As a preschool teacher I made a point of warning new parents (and regularly reminding old ones) that their child will at some point be hit by another child and would likewise, at some point, also be the aggressor. It’s something one can predict like the sunrise. I cautioned them that they would be outraged when their child was the victim and mortified when their child was the perpetrator. As a child care professional, I assured them that I was capable of “handling it,” but that there is no way to ensure that it won’t happen again, and again . . . and maybe even again. Most children move out of their hitting phase fairly quickly, but it takes longer for others, sometimes months. Yet, even so, it’s not typically a sign of anything other than normal development.

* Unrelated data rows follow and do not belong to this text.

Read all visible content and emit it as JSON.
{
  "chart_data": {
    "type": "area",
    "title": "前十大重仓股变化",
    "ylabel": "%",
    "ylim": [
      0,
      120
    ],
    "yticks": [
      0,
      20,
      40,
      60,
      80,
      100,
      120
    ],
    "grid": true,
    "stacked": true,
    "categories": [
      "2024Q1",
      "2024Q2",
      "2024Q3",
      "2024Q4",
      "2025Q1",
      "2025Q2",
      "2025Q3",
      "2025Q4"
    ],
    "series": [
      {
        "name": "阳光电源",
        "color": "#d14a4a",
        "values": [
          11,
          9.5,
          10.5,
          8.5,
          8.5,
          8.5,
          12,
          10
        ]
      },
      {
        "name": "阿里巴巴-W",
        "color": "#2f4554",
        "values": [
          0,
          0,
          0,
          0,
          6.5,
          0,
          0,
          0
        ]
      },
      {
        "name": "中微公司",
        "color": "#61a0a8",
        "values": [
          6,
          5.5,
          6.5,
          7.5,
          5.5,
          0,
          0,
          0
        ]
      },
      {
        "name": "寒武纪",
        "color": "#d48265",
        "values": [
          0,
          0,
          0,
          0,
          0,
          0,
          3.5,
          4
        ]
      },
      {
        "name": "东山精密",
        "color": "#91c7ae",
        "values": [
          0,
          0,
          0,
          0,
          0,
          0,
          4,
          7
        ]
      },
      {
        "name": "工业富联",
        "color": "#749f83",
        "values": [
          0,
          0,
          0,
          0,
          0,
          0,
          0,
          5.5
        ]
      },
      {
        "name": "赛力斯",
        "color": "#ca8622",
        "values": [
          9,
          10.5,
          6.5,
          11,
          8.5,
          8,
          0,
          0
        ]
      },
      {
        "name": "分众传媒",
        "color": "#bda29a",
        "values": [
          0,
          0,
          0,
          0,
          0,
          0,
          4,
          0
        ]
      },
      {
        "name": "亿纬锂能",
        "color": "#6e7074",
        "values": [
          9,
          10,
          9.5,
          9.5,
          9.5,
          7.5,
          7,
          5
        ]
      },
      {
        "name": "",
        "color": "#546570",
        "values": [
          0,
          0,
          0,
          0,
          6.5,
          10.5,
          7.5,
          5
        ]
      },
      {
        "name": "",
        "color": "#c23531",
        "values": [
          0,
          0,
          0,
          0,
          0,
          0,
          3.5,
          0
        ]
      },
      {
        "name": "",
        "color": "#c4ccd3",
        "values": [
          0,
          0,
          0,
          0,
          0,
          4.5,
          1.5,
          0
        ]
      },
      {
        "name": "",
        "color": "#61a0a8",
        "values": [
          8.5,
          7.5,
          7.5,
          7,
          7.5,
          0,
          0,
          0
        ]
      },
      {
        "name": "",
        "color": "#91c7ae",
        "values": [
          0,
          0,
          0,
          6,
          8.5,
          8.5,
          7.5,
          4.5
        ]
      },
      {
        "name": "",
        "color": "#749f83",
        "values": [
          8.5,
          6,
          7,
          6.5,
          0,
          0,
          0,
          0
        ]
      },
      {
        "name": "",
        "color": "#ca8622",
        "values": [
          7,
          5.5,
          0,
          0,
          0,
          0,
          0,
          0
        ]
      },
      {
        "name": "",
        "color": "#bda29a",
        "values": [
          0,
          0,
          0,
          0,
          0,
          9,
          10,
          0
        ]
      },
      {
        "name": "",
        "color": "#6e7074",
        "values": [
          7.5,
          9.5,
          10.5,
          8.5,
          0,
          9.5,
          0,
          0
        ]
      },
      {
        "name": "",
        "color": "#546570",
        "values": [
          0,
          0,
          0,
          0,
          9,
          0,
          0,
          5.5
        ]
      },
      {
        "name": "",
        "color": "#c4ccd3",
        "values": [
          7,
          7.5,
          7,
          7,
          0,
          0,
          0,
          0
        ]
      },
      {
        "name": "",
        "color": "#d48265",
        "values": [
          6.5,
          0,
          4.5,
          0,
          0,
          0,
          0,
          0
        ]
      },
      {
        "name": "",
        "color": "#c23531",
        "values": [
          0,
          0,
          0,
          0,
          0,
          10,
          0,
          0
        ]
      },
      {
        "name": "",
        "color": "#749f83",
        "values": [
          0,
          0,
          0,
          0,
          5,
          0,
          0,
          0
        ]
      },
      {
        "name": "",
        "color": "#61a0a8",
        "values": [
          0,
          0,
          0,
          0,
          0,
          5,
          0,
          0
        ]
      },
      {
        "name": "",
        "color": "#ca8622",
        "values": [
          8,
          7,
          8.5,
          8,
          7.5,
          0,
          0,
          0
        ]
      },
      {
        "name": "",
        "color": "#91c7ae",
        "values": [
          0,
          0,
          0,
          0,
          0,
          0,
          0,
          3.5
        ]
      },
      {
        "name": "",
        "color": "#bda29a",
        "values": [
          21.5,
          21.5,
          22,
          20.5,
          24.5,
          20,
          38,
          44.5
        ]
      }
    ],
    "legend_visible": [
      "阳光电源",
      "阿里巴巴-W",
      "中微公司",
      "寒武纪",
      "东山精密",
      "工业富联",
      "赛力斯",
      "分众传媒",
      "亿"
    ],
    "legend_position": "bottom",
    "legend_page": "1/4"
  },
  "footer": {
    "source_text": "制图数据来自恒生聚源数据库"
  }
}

Preschools are often the first community a child knows beyond their own family. It’s here that they make their first friends, resolve their first conflicts, and come to understand that their individual needs must be balanced with the needs of others. What’s wonderful about child-based communities is that everything happens out in the open. Children have not yet learned to hide their emotions, to disguise their intent behind passive-aggressive behavior, or to hide ulterior motives. When a child is sad, we usually know why they are sad. When a child feels that something is unfair, we all know it. This might not make it easier to solve the problems, but it certainly means that we don’t have to waste a lot of time trying to get to the bottom of things, which is in striking contrast to most adult communities.

While helping children through their challenges tends to be fairly straight-forward, the parents of the children we care for are also part of every preschool community, often a neglected part until things go awry. And one of the times when things most often go awry is when parents are in the throes of feeling outraged or mortified by things going on in their child’s classroom. There is a tendency to point fingers, to assign blame, and, perhaps most challenging, to attempt to recruit allies to their point of view. There are few things more destructive to the harmony of a community.

Transparency and communication are among the hallmarks of a strong community. While they are easily achieved amongst children, creating a climate of openness is often more difficult when adults are involved. For one thing, much of what happens in your classroom happens off the parents’ rader, meaning that most of what they know comes through their children, who may or may not be reliable narrators. Here are some tips that I’ve found useful for creating the kinds of transparency and communication that can form the foundation of a thriving, supportive wider community:

  • Manage expectations

As I mentioned before, make sure parents know up-front that while many wonderful things happen every day, occasional unpleasantness is also a classroom reality. Make sure they know that conflict of all sorts is developmentally normal and that the trial and error learning of young children can sometimes look messy (even ugly). Let them know how you view conflict, how you intend to handle it, and then give them the opportunity to ask questions and provide insight into their own child. I like to think of this as an opportunity to lay the foundation for dialog about emotional topics before they become emotional.

  • Communicate more good than bad

As a teacher, it’s tempting to just share the good news with parents, but it’s also important to share a child’s challenges as well, keeping in mind that it’s only human nature to ignore the positives to focus on the negatives. When I have bad news to deliver (such as their child either hitting or being hit) I like to think of it as a kind of sandwich in which you start by sharing three or four charming details before, “by the way,” mentioning the bad news, then follow that up with three or four other charming details. The taste will still be bitter, but at least you’ve mitigated it a bit. Earning the reputation as fair and reliable will go along way toward earning a parent’s trust and will give them a clearer picture of how their child’s day went. 

  • Make time to listen to parent concerns

Try to find time at the beginning or end of each day to be available for parents. Most parents are concerned about something and they often just need someone to listen. Often they don’t need any words of advice or wisdom, just the knowledge that someone has heard them. You are one of the most important people in their child’s life, and by extension, theirs. You are in many respects a member of the family. As Mister Rogers said, “In times of stress, the best thing we can do for each other is to listen with our ears and our hearts and to be assured that our questions are just as important as our answers.”

  • Consider hosting regular parent meetings

I find it useful to have regular opportunities for the parents of the children I teach to meet with one another, without the children. Not every parent is willing or able to do this, but a one hour meeting, one evening a month, not only gives parents a chance to get to know one another, but it gives you the opportunity to get everyone on the same page when it comes to things like discipline and curriculum. 

  • Create an email policy

If you haven’t noticed it by now, I’m a big fan of face-to-face communication, especially when it comes to challenging or difficult topics. Email is a horrible way to discuss emotional issues and group emails are even worse. As an educator, my policy is that email should be used exclusively for sharing information, asking questions, and offering congratulations. Discussions about behavior, complaints, and other matters are better left to face-to-face discussions where there is less room for misunderstanding.

This is hard, emotional work for both children and parents, and there is no way to avoid unpleasantness, but being prepared, proactive, and transparent goes a long way toward smoothing the way for everyone.